まずこのご夫婦の口から出た要望は、「カッコ良くして」。これだけ聞くと何と漠然とした要望なのかと思ってしまうところだが、同業の方や販売員の方にはけいけんがお有りかと思うが、少し同じ空間で同じ空気を吸い、雰囲気を見ているだけでも相手の望む物や事柄が伝わってくる感覚がそこにはあった。二つ目に「家に居ながらにしてカフェにいるようなワクワク感があり、人を呼びたくなる大人な空間」。プランを進めて行くために、工務店側で既に間取りやキッチン・家具・薪ストーブ等の配置は決まっており、初めて図面を見た時点ではリノベーションと気付けなかったほど、大規模で洗練された計画だと感じていた。
「大人のカフェスタイル」というテーマだけではやはり軽過ぎたようだ。どのように表現するかは別として、クライアントの要望から理想の空間はハイレベルなものを提案しない訳にはいかなかった。キッチンだけに限らず、工務店側も多く刺激を浴びた事であろう。

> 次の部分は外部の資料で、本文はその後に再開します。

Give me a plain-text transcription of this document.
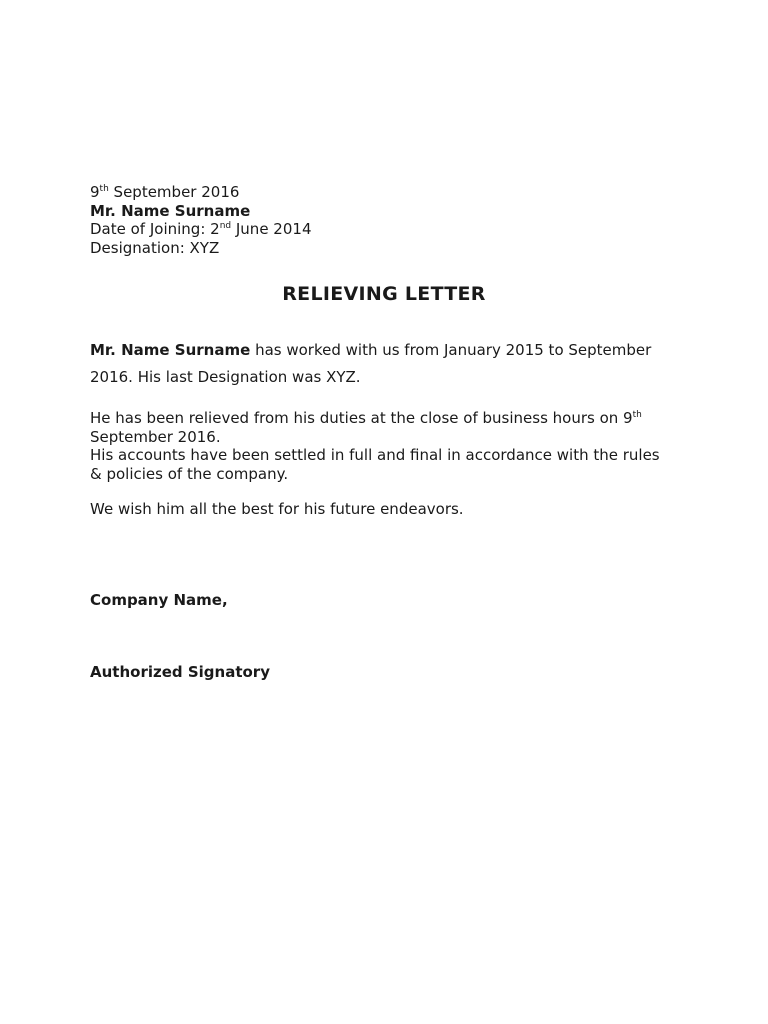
9th September 2016
Mr. Name Surname
Date of Joining: 2nd June 2014
Designation: XYZ
RELIEVING LETTER
Mr. Name Surname has worked with us from January 2015 to September
2016. His last Designation was XYZ.
He has been relieved from his duties at the close of business hours on 9th
September 2016.
His accounts have been settled in full and final in accordance with the rules
& policies of the company.
We wish him all the best for his future endeavors.
Company Name,
Authorized Signatory
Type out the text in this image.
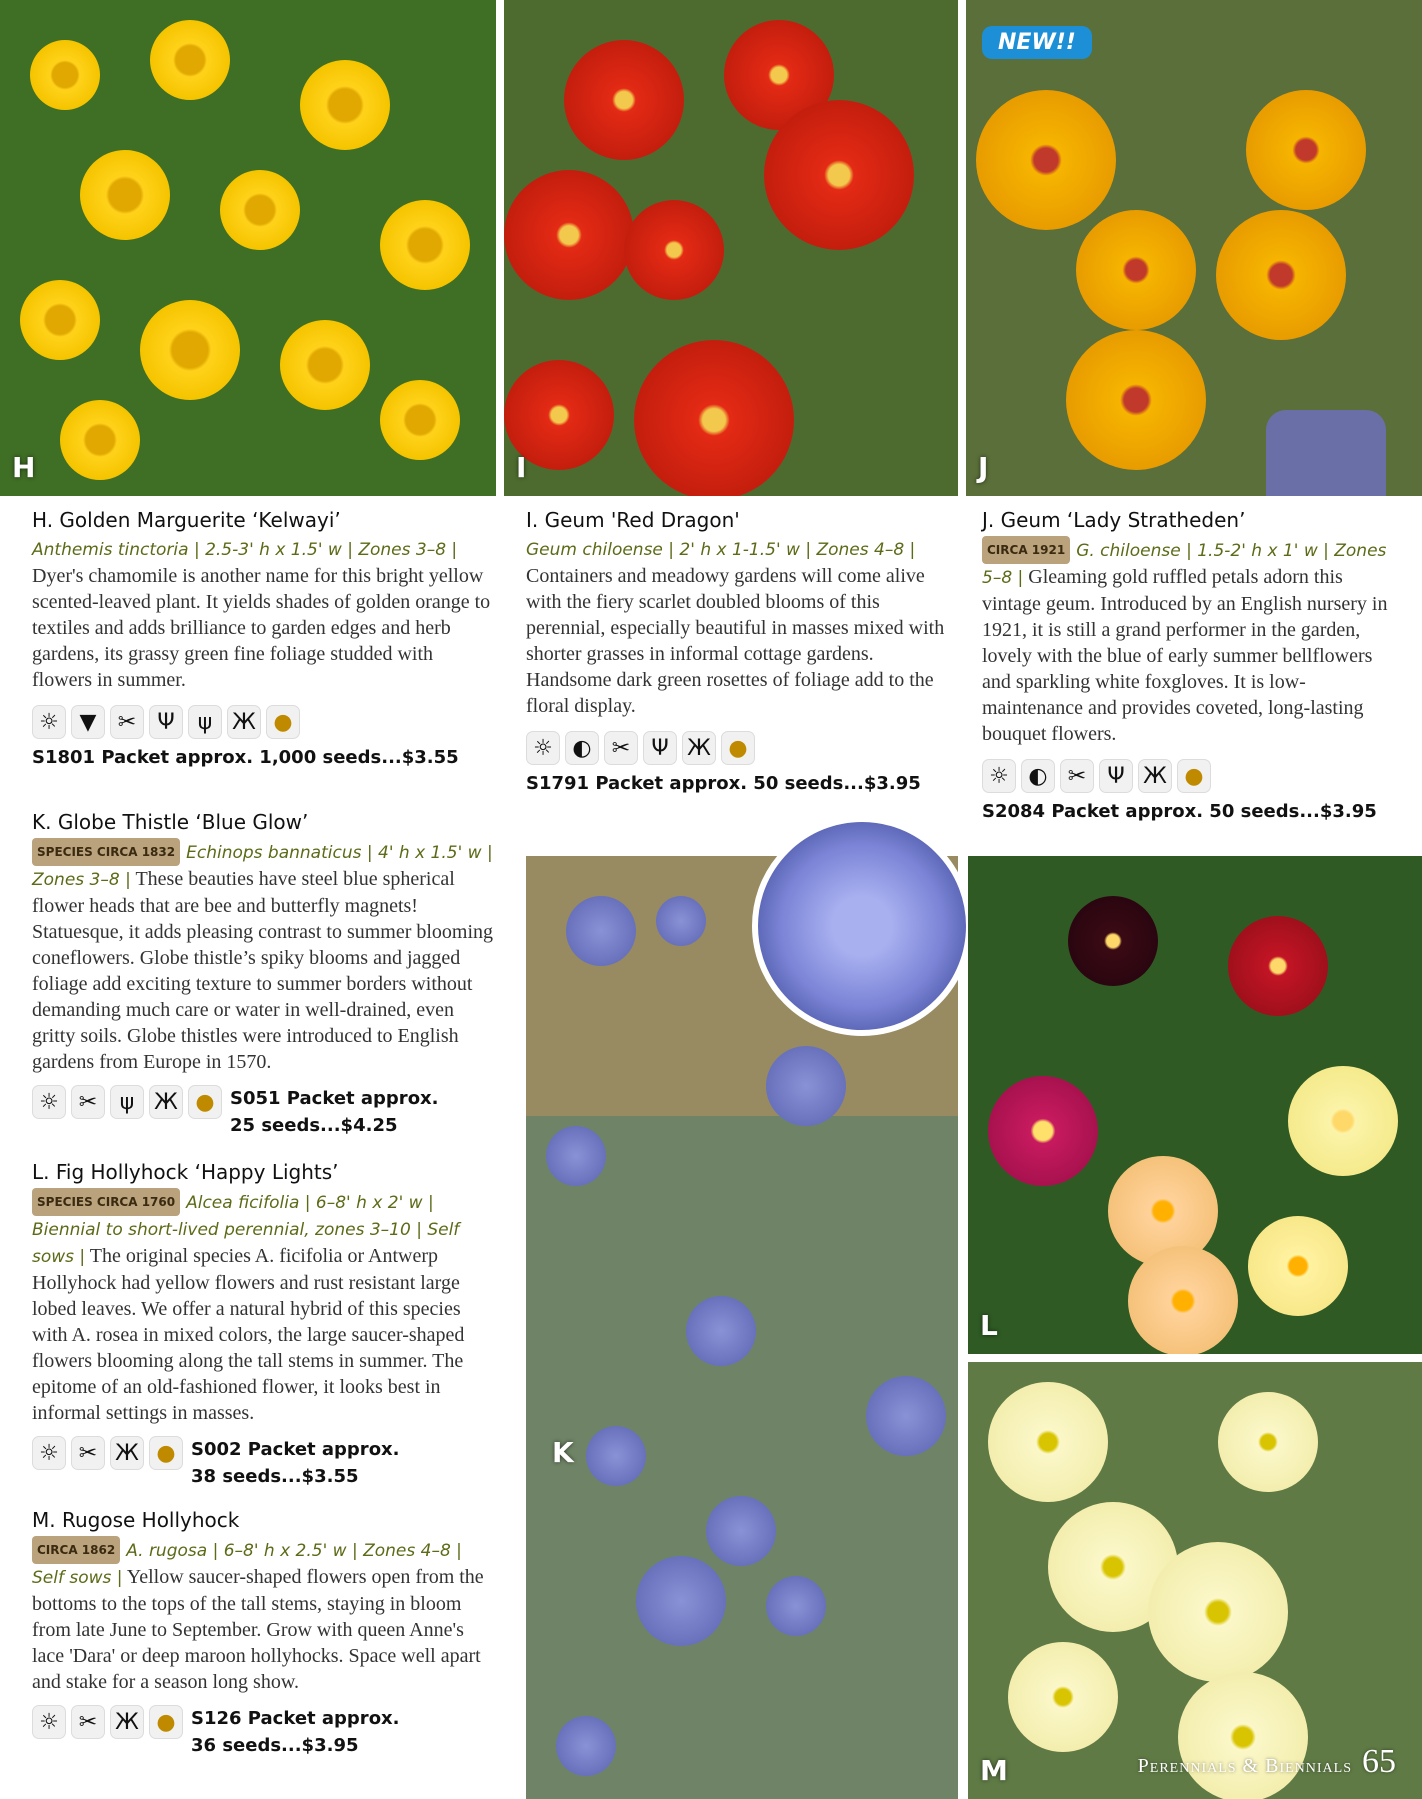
H	I
NEW!!
J
K
L
M	Perennials & Biennials 65
H. Golden Marguerite ‘Kelwayi’

Anthemis tinctoria | 2.5-3' h x 1.5' w | Zones 3–8 | Dyer's chamomile is another name for this bright yellow scented-leaved plant. It yields shades of golden orange to textiles and adds brilliance to garden edges and herb gardens, its grassy green fine foliage studded with flowers in summer.

☼ ▼ ✂ Ψ	ψ Ж ●
S1801 Packet approx. 1,000 seeds...$3.55
I. Geum 'Red Dragon'

Geum chiloense | 2' h x 1-1.5' w | Zones 4–8 | Containers and meadowy gardens will come alive with the fiery scarlet doubled blooms of this perennial, especially beautiful in masses mixed with shorter grasses in informal cottage gardens. Handsome dark green rosettes of foliage add to the floral display.

☼ ◐ ✂ Ψ Ж ●
S1791 Packet approx. 50 seeds...$3.95
J. Geum ‘Lady Stratheden’

CIRCA 1921 G. chiloense | 1.5-2' h x 1' w | Zones 5–8 | Gleaming gold ruffled petals adorn this vintage geum. Introduced by an English nursery in 1921, it is still a grand performer in the garden, lovely with the blue of early summer bellflowers and sparkling white foxgloves. It is low-maintenance and provides coveted, long-lasting bouquet flowers.

☼ ◐ ✂ Ψ Ж ●
S2084 Packet approx. 50 seeds...$3.95
K. Globe Thistle ‘Blue Glow’

SPECIES CIRCA 1832 Echinops bannaticus | 4' h x 1.5' w | Zones 3–8 | These beauties have steel blue spherical flower heads that are bee and butterfly magnets! Statuesque, it adds pleasing contrast to summer blooming coneflowers. Globe thistle’s spiky blooms and jagged foliage add exciting texture to summer borders without demanding much care or water in well-drained, even gritty soils. Globe thistles were introduced to English gardens from Europe in 1570.

☼ ✂	ψ Ж ● S051 Packet approx.
25 seeds...$4.25
L. Fig Hollyhock ‘Happy Lights’

SPECIES CIRCA 1760 Alcea ficifolia | 6–8' h x 2' w | Biennial to short-lived perennial, zones 3–10 | Self sows | The original species A. ficifolia or Antwerp Hollyhock had yellow flowers and rust resistant large lobed leaves. We offer a natural hybrid of this species with A. rosea in mixed colors, the large saucer-shaped flowers blooming along the tall stems in summer. The epitome of an old-fashioned flower, it looks best in informal settings in masses.

☼ ✂ Ж ● S002 Packet approx.
38 seeds...$3.55
M. Rugose Hollyhock

CIRCA 1862 A. rugosa | 6–8' h x 2.5' w | Zones 4–8 | Self sows | Yellow saucer-shaped flowers open from the bottoms to the tops of the tall stems, staying in bloom from late June to September. Grow with queen Anne's lace 'Dara' or deep maroon hollyhocks. Space well apart and stake for a season long show.

☼ ✂ Ж ● S126 Packet approx.
36 seeds...$3.95
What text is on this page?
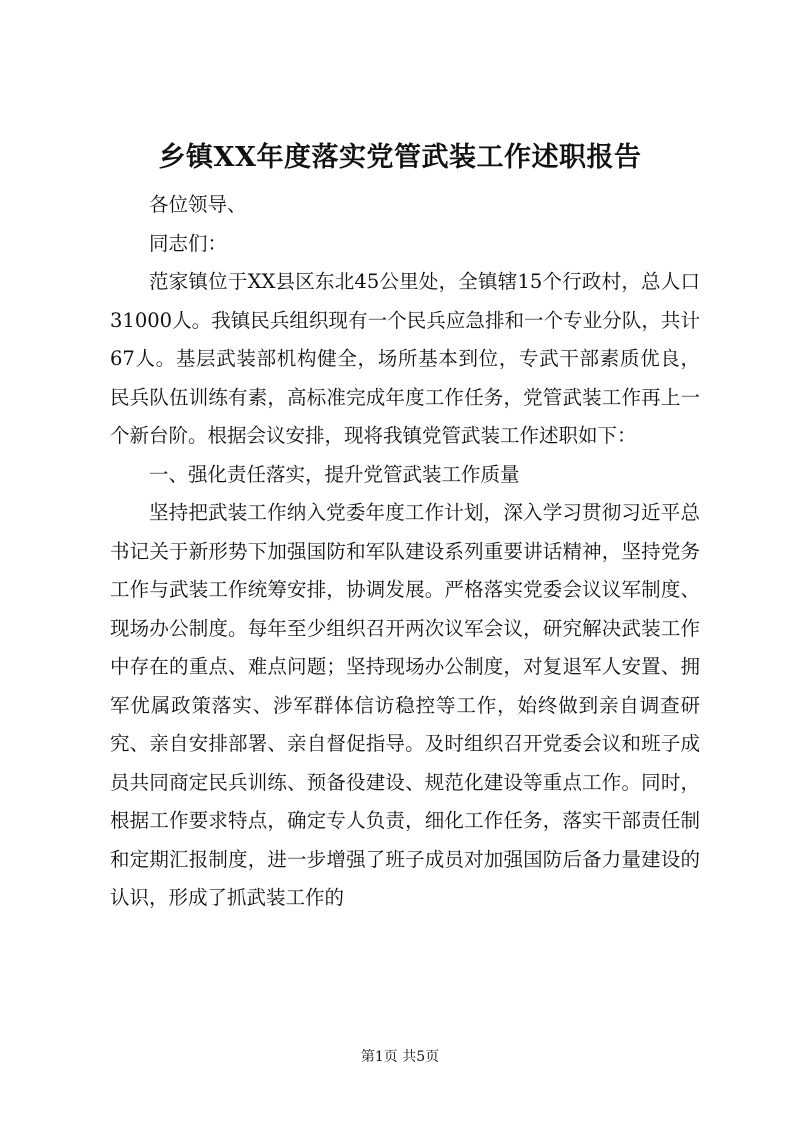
乡镇XX年度落实党管武装工作述职报告

各位领导、

同志们：

范家镇位于XX县区东北45公里处，全镇辖15个行政村，总人口31000人。我镇民兵组织现有一个民兵应急排和一个专业分队，共计67人。基层武装部机构健全，场所基本到位，专武干部素质优良，民兵队伍训练有素，高标准完成年度工作任务，党管武装工作再上一个新台阶。根据会议安排，现将我镇党管武装工作述职如下：

一、强化责任落实，提升党管武装工作质量

坚持把武装工作纳入党委年度工作计划，深入学习贯彻习近平总书记关于新形势下加强国防和军队建设系列重要讲话精神，坚持党务工作与武装工作统筹安排，协调发展。严格落实党委会议议军制度、现场办公制度。每年至少组织召开两次议军会议，研究解决武装工作中存在的重点、难点问题；坚持现场办公制度，对复退军人安置、拥军优属政策落实、涉军群体信访稳控等工作，始终做到亲自调查研究、亲自安排部署、亲自督促指导。及时组织召开党委会议和班子成员共同商定民兵训练、预备役建设、规范化建设等重点工作。同时，根据工作要求特点，确定专人负责，细化工作任务，落实干部责任制和定期汇报制度，进一步增强了班子成员对加强国防后备力量建设的认识，形成了抓武装工作的

第1页 共5页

このプロジェクトは、築30~40年程の立派な日本家屋をご両親の代から受け継ぎ、外観の一部と内装のほとんどを自分達夫婦と子供達の為にリノベーションするというプロジェクトであった。私が個人的にすごく良いな、と感じたのはご両親が長年住んできた思い入れのあるこの家を、息子夫婦に快く譲り、更に遠慮気味のお嫁さんの好きなスタイルへ改装する事に、非常に協力的な「家族の形」であった。地域的に古くからの風習や常識とされるものが根強く残るのだが、家族相互の理解・信頼関係により実現に至った。